Solo a los pineros

No es mentira, hay cosas que solo les ocurre a los pineros. Somos una isla dentro de otra isla que tiene muchos pies y estamos bien cargados hacia el sur. Nuestros viajes son los más largos: salir de aquí; y luego entrar allá, a la carretera que nos lleve hasta los extremos. Por eso a veces llegamos tarde a la hora de un turno médico, un evento, una  fiesta, un homenaje, un pasaje del tren, o al durísimo instante de despedir a nuestros muertos.

Viajamos con algún temor. Tomar un avión es algo que siempre nos conmueve; esos “baches” por allá arriba nos regalan un viento que sube suave desde el estómago; todos subimos las escalerillas aparentemente tranquilos pero tratando de que antes de chupar el primer caramelo se oiga la voz de, “en breves minutos aterrizaremos al aeropuerto…”.

Si partimos en el Catamarán y de pronto éste pierde velocidad, y luego una voz anuncia; “estamos presentando problemas con uno de los motores, los mecánicos trabajan para, etc, etc…Entonces usted dice,   “¡se me va la guagua de Guantánamo, hay mi madre!”

Y cuando sale el último avión, nos quedamos solitos como en una casa que se cierra y de la que no se puede salir hasta el día siguiente si las condiciones del tiempo lo permiten; es entonces cuando queremos hacer de la isla un caracol para salir por encima de las olas o pedir las zapatillas de alas olímpicas para llegar a la orilla de Batabanó.

A los que siempre vivieron aquí se les llama pinero–pinero; los otros somos simplemente pineros, eso significa que tenemos la raíz en Pinar del Rio, Santiago, Villa Clara y otros centenares de municipios de la isla grande.

Estamos en el camino de los ciclones, en la mismísima avenida; ellos se apartan si les da la gana; nosotros no podemos, tenemos que esperarlos y reconstruir una y otra vez los destrozos de cada palmada de viento.

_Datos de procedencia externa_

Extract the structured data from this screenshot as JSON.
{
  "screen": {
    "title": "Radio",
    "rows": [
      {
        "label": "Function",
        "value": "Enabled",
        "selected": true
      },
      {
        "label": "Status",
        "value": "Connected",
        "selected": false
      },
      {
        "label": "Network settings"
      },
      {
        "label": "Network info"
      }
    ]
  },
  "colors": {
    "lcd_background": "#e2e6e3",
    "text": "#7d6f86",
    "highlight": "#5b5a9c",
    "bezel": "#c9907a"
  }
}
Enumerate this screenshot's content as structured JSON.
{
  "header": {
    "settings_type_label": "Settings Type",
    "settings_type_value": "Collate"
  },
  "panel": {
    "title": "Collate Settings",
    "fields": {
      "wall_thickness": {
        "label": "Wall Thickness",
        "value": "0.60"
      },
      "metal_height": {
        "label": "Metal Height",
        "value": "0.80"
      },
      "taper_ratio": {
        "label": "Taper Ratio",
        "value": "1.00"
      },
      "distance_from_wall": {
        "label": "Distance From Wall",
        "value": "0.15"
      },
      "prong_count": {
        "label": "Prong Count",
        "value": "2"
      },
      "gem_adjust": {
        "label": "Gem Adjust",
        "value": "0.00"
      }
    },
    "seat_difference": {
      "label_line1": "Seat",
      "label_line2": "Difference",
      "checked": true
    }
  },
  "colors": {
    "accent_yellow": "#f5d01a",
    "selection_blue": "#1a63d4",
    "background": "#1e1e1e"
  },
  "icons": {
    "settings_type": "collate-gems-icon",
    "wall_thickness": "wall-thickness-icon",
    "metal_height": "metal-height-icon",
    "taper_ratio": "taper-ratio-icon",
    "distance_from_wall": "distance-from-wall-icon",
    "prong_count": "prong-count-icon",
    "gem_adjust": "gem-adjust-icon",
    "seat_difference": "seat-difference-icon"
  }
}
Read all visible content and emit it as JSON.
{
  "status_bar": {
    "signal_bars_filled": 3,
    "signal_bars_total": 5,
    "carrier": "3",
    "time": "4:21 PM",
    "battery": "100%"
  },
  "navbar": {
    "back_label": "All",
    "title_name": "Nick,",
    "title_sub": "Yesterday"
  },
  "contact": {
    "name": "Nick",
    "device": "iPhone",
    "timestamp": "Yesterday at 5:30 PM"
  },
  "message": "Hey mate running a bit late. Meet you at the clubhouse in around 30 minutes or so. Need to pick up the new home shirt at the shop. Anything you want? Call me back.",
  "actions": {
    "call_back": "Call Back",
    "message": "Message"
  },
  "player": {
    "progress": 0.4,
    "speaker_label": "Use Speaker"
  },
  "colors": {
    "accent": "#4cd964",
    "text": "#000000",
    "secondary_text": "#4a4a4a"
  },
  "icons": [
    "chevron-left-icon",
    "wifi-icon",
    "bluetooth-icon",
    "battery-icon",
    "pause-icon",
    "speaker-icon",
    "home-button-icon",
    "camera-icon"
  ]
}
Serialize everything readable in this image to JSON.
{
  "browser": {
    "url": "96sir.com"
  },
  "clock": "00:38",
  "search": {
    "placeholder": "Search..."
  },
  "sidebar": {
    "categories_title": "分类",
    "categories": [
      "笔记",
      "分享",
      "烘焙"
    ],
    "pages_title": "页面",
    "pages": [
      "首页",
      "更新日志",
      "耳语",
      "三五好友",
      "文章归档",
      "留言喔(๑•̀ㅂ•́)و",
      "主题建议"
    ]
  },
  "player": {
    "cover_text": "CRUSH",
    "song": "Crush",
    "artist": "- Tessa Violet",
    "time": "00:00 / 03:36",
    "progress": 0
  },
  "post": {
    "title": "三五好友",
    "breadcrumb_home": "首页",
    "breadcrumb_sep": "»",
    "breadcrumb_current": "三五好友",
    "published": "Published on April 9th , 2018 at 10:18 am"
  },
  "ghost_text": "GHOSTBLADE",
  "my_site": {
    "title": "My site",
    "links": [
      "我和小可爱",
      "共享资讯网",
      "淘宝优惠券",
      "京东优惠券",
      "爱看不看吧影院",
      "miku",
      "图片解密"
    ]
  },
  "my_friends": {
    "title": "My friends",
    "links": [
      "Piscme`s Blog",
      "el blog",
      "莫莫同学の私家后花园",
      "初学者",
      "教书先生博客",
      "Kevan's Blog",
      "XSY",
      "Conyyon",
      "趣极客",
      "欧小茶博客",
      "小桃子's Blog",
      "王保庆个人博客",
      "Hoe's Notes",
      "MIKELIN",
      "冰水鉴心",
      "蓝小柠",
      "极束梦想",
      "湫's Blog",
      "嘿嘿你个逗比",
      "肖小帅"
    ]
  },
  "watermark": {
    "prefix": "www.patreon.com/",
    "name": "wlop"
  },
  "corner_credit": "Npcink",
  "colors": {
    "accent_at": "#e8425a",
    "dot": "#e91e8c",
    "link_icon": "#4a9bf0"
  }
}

Aquí en los carnavales, las manzanas y tantas cosas son más caras porque, hay que traerlas de afuera, como las mismas y escurridizas papas. Estas llegan a ser tan importantes que antes de los saludos efusivos al recién llegado de la Habana, salta la pregunta ¿Oye, me trajiste papa?

“¿De dónde tú eres, de la Isla?”. Entonces nos dicen de lo lejos que estamos, no importa que Maisí o Cabo San Antonio queden más distantes del punto donde alguien nos saluda; es que para acá hay que cruzar un mar y a veces las mareas caprichosas dejan inmóviles a las patanas que son nuestras flotantes autopistas.

Hay cosas que solo ocurre a los pineros; usted añadiría otra página a la lista. Aquí todavía se buscan tesoros escondidos y los piratas juegan a la pelota, los barcos echan el lomo en las orillas y los nombres se niegan a morir.

A esta isla no arriban náufragos, solo hombres y mujeres que siempre deciden regresar a beber de estas aguas, a confesar el amor por un paisaje donde las palmas y los pinos viven abrazados como el canto en la garganta de un sinsonte.